10) La prédiction du fond diffus cosmologique par de nombreux chercheurs est antérieure au modèle du Hot Big Bang et à celle de Gamow qui reposait sur des bases fausses.
11) La nucléosynthèse primordiale souffre de nombreuses difficultés : densité baryonique observée non conforme aux prévisions, problèmes du 7Lithium et de l'abondance du 2Deutérium.
12) Les observations de la densité de l'univers, favorables à un univers plat mènent à un âge de l'univers de 9 milliards d'années. Cet âge est incompatible avec l'âge déduit de l'observation des éléments radioactifs (de 11,5 à 17,5 de milliards d'années), des amas globulaires les plus vieux (entre 16 et 17 milliards d'années) et de la supernova 97 ff (de 10 milliards d'années) située dans une galaxie peuplée de vieilles étoiles.
13) La densité observée de l'univers est très inférieure à la densité critique requise pour un univers plat.
14) Les structures à grande échelle de l'univers ne sont pas le fruit du hasard. Elles reflètent une périodicité comme celle d'un échiquier. Pourquoi ?
15) L'existence d'amas de galaxies, à un âge compris entre 2 et 7 milliards d'années après le Big Bang est incompatible avec les prédictions théoriques du Hot Big Bang et les très faibles anisotropies du fond diffus cosmologique.
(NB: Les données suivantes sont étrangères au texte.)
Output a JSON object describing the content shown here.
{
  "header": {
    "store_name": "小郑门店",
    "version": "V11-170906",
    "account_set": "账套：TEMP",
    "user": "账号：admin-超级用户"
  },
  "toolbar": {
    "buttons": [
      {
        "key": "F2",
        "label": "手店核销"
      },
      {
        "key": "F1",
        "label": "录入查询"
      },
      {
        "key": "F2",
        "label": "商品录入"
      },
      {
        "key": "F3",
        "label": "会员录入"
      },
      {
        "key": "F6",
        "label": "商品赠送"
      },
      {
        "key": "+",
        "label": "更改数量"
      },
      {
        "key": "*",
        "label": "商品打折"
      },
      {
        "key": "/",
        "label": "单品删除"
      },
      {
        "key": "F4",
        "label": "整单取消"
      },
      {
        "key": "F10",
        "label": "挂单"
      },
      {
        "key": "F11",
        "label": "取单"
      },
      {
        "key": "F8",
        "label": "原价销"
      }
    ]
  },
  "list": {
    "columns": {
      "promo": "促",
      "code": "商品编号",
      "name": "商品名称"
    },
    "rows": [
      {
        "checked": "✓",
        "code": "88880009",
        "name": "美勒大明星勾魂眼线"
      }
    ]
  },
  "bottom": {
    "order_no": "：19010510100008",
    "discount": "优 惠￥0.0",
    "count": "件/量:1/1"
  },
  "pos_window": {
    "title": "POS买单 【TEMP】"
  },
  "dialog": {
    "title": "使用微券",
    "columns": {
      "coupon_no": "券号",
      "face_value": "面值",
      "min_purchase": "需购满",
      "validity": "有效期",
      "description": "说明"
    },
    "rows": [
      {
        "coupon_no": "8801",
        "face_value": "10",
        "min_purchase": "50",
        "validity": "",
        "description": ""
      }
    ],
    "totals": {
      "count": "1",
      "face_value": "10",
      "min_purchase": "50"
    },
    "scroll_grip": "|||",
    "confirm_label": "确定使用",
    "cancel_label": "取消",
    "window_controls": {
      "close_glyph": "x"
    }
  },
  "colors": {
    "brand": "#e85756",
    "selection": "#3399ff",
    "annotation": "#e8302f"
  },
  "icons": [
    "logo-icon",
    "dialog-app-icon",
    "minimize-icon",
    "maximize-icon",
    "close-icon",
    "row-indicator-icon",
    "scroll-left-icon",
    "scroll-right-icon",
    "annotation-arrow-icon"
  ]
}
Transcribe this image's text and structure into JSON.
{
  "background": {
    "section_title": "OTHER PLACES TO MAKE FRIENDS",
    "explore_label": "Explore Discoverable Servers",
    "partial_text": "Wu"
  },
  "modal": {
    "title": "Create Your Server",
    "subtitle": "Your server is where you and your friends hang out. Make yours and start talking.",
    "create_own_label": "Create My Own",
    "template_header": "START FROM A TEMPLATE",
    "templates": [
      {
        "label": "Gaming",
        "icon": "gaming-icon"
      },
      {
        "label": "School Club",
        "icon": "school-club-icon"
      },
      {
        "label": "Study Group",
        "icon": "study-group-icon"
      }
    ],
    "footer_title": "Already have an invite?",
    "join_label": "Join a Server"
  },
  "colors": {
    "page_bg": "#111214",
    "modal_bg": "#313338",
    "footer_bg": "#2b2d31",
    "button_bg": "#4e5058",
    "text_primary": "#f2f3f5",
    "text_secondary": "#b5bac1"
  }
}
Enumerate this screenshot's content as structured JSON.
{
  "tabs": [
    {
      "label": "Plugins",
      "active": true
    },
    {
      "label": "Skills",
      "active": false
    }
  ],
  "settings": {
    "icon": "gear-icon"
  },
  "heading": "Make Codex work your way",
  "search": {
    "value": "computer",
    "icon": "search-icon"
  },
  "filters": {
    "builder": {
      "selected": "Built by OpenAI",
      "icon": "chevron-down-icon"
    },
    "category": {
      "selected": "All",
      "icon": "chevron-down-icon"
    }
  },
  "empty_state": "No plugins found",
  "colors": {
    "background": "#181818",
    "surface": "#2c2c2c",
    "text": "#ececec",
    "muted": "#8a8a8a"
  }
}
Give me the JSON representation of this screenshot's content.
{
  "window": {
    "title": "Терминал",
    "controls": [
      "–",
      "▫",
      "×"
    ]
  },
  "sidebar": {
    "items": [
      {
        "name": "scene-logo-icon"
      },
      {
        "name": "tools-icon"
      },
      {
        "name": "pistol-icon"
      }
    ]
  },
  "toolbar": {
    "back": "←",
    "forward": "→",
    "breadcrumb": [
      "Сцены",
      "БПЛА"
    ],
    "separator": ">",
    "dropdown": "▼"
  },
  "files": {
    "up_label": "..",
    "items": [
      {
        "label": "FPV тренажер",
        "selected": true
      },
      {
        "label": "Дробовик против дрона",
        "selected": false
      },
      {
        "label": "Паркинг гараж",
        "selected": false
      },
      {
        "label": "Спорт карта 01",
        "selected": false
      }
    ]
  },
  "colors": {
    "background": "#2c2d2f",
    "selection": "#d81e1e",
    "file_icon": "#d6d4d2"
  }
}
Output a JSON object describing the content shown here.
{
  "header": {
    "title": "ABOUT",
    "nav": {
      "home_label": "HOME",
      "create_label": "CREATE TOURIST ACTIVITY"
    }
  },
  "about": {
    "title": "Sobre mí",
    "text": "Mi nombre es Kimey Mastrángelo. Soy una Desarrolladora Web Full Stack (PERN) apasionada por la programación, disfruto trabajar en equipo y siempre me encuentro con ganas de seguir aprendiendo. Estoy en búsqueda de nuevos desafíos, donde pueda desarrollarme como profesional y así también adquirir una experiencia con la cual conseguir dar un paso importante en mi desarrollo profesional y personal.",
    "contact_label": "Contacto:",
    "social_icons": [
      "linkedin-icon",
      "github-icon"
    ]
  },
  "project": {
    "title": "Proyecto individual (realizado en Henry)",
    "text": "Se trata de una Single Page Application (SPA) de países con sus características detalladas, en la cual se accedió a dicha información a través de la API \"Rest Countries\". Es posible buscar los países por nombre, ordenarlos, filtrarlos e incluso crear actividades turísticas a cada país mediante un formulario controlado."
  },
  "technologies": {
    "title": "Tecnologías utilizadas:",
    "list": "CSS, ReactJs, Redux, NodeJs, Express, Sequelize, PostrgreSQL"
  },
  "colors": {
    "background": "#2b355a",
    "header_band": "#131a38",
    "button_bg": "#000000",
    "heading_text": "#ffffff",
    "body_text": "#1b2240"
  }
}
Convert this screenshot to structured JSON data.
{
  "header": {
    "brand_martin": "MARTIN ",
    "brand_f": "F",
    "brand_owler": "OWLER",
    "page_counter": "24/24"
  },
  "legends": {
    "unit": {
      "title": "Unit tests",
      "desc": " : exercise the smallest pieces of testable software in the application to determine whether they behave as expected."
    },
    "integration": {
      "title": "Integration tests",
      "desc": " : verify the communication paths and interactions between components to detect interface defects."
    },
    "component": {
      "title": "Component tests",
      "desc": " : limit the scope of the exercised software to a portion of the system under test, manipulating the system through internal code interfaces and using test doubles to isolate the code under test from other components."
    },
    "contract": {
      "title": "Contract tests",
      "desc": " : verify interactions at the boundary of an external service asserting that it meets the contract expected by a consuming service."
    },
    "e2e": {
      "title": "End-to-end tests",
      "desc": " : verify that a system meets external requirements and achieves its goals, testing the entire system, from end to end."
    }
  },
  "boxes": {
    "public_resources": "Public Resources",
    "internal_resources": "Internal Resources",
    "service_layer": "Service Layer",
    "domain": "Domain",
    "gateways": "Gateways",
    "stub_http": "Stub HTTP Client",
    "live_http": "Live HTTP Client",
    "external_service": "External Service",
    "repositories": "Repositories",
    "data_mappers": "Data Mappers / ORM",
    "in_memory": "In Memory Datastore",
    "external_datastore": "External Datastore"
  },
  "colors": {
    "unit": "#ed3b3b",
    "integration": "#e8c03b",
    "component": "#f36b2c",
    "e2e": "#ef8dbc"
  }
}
16) L'existence des grands vides dans l'univers est en contradiction avec le modèle inflationnaire et le fond diffus cosmologique.
Comme on peut le constater, l'apparente solidité des arguments en faveur du modèle du Hot Big Bang se révèle, à l'analyse, beaucoup plus fragile qu'un examen superficiel pourrait le laisser supposer. La longue liste des problèmes posés par le modèle du Hot Big Bang et de son prolongement, le modèle inflationnaire, que nous venons d'égrener, témoigne de l'inadéquation de ce modèle avec les faits et de son absence de cohérence théorique.
Le modèle temporaliste, proposé par l'auteur, s'efforce de répondre aux différents problèmes que le modèle du Hot Big Bang ne résout pas.